La tradizione del peposo

Una casa su un pianoro circondato dal bosco, una cucina casalinga, di sostanza, realizzata con ottimi ingredienti locali fanno di questa trattoria un luogo in cui si vuole ritornare

06.01.2018

A volte capita di scrivere di un ristorante parlando d’altro, non perché i piatti non servano a sbrogliare il racconto ma poiché altre componenti - di atmosfera e sensazioni - predominano e si rincorrono tanto da fondersi. I Lecci di Castiglione d’Orcia (Si) è forse ancora poco conosciuto, noi ci siamo capitati (SP 18/Dorsale del Monte Amiata km 4.4 - tel. 0577 887287) la prima volta per caso, seguendo il filo della scoperta e non il tam tam popolare.

E, seguendo quell’ideale racconto, immaginate che una mano abbia posato questa casa su un pianoro dove tutto attorno è bosco, fitto e un po' arruffato, così selvatico e defilato che bisognerà avvicinarlo piano piano perché, solo a tu per tu, capirete che dalla strada non avevate percepito l’insieme e che dietro c’è altro. E i piatti riflettono un po' tutto questo, come a volte succede con certe persone che sembrano distanti ma, sotto sotto, in realtà più avvicinabili di quanto si pensi. Girato l’angolo, sarà spettacolare la terrazza adatta a far tardi la sera guardando le luci o godendo degli interni di casa calda e accogliente, con l’ingresso che si allunga nel bancone bar con la lampada accesa.
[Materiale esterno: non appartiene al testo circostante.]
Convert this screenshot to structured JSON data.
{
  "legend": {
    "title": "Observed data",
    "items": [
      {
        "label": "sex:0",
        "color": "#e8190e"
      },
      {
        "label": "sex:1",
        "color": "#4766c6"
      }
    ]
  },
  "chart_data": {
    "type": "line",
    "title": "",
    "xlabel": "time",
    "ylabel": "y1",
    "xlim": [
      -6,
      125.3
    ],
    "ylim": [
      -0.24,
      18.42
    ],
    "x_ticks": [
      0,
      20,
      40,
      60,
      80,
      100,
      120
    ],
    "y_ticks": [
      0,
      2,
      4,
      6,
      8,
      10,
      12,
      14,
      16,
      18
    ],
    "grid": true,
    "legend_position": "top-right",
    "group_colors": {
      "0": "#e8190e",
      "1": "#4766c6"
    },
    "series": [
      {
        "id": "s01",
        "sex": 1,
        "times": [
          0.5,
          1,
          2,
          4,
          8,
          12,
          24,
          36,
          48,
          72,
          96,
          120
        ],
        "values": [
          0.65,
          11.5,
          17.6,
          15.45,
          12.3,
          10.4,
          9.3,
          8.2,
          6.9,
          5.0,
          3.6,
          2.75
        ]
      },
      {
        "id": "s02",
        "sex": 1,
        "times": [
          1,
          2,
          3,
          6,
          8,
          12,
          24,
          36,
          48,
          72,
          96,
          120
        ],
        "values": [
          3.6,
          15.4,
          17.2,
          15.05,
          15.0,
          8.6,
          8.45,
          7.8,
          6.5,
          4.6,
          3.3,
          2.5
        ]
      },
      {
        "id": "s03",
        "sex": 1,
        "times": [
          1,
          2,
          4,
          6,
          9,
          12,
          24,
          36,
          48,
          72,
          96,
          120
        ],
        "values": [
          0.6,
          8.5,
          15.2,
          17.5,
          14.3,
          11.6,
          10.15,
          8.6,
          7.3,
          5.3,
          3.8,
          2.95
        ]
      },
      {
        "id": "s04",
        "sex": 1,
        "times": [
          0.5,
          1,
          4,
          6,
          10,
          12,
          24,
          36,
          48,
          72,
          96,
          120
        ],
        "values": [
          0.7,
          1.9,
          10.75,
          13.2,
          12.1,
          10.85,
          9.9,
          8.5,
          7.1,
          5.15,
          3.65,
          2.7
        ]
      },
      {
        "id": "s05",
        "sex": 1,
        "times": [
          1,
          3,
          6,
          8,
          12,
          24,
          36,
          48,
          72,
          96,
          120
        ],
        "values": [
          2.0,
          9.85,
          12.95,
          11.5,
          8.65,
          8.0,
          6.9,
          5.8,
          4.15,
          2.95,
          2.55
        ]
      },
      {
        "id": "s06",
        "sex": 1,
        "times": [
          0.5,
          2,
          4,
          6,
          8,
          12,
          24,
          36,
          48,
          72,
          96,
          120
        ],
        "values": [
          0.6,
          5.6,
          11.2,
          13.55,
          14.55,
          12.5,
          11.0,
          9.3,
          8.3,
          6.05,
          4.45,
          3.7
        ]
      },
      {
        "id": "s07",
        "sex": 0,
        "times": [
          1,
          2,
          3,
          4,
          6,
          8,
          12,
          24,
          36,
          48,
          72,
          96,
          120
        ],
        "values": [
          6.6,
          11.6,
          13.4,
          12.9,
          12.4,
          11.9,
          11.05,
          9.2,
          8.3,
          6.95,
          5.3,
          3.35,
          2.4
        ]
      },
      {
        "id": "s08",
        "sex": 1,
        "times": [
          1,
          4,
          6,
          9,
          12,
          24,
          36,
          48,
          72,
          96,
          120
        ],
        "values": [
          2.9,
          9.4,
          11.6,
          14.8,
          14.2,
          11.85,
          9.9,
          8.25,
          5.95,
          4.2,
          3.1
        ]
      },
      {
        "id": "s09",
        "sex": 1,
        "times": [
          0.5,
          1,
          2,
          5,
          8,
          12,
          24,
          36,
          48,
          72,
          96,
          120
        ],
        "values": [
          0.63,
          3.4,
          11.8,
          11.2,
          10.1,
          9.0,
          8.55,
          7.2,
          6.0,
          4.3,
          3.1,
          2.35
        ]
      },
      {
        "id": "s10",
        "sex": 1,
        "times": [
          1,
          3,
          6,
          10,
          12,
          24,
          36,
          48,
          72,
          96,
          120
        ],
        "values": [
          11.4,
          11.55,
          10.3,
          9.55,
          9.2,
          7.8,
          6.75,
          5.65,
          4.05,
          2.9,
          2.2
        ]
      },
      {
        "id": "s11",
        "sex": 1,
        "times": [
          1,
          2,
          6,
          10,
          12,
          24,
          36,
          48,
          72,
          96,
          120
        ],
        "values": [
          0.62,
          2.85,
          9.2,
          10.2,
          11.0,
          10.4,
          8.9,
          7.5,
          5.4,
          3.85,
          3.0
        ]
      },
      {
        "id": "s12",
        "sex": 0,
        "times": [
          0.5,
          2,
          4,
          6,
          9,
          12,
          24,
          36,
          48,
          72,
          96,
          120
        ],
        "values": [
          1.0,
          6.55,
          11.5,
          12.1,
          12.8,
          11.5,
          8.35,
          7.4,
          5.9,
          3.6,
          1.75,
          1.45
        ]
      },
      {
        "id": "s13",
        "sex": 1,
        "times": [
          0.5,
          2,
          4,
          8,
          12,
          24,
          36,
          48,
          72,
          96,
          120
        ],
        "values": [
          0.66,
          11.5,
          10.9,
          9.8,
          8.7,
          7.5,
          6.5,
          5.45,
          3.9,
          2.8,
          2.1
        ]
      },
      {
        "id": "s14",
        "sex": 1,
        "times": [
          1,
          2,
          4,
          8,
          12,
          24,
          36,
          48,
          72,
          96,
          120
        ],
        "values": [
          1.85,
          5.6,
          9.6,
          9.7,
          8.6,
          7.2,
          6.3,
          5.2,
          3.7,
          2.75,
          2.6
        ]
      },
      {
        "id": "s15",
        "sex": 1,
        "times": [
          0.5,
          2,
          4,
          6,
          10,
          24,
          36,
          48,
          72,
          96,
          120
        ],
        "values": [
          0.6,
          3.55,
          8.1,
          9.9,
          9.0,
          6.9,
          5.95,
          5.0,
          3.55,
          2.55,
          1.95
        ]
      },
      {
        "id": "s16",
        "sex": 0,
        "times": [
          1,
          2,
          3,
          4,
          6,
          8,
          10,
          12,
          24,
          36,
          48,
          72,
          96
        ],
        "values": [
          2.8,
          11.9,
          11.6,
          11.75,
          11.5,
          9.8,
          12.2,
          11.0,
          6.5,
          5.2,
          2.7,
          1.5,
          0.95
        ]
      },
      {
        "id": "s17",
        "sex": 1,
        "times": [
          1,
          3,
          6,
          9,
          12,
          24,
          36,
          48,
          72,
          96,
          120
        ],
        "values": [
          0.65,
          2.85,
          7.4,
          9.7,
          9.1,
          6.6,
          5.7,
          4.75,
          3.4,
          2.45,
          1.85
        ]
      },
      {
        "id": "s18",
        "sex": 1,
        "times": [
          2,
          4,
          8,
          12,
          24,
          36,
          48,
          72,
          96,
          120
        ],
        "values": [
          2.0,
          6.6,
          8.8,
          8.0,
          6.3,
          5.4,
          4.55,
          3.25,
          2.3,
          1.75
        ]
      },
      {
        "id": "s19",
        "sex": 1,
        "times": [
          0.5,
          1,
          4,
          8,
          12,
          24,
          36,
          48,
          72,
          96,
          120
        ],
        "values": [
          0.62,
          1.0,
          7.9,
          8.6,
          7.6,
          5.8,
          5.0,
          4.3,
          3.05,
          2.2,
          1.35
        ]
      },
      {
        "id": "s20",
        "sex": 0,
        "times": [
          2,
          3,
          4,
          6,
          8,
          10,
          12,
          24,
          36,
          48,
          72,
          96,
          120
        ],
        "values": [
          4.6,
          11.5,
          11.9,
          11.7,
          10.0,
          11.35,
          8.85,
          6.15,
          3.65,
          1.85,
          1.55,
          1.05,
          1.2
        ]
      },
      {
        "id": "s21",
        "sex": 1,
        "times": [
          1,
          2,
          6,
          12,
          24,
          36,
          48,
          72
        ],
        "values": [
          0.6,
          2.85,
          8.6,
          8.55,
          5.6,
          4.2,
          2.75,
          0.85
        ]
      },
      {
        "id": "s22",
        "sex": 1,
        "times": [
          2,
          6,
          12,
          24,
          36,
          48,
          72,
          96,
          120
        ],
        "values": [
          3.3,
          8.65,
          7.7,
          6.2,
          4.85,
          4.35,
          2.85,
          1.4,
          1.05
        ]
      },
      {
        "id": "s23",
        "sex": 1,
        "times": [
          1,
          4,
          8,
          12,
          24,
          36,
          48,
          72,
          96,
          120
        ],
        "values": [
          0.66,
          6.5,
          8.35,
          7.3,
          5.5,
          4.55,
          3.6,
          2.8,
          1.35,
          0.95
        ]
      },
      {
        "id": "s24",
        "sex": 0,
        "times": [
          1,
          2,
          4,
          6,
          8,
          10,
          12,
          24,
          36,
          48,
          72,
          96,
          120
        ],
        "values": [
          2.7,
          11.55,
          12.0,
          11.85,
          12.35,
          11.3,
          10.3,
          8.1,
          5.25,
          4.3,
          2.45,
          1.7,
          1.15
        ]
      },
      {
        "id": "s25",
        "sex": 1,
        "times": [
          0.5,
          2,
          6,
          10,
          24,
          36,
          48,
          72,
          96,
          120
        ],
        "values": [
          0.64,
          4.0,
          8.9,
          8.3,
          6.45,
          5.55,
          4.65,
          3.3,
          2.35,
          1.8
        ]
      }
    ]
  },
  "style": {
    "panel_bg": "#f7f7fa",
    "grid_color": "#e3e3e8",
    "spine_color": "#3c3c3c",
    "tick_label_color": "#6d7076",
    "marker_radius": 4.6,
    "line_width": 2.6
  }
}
E, pari all’atmosfera, troverete ricette terragne e casalinghe, senza inutili pose, perché la sostanza è tutta nella località degli ottimi ingredienti. Lo capirete dai salumi e formaggi locali e dalla tartare di Chianina, proseguendo con la buonissima crema di ceci e tagliolini con olio nuovo, zuppa di funghi e castagne, crema di verdura di stagione, pappa al pomodoro. Come pasta fatta in casa abbiamo assaggiato, in diverse occasioni, i pici con l’anatra, gli strozzapreti impastati con il Brunello e conditi con sugo bianco di Cinta, le pappardelle ai porcini, gli gnocchi con sugo di cinghiale, le tagliatelle con sugo di lepre.

La tradizione si fa sentire nel peposo che è come un po' un abbraccio, nelle tante carni come il filetto di Cinta, il cinghiale alla cacciatora o il maialino al finocchio. E anche i contorni (che sembrano e non sono solo questo), risultano sostanziosi e quasi più piatti a sé, come il tortino di cavolo nero con crema di pecorino e zafferano, quello con porro e cavolo bianco o i fiori di zucca fritti.

Si chiude con dessert tradizionali come millefoglie con crema, lamponi e scaglie di cioccolata, zuppa inglese e semifreddo al caffè, in un locale dove torniamo sempre volentieri e che merita ancora tanti altri assaggi.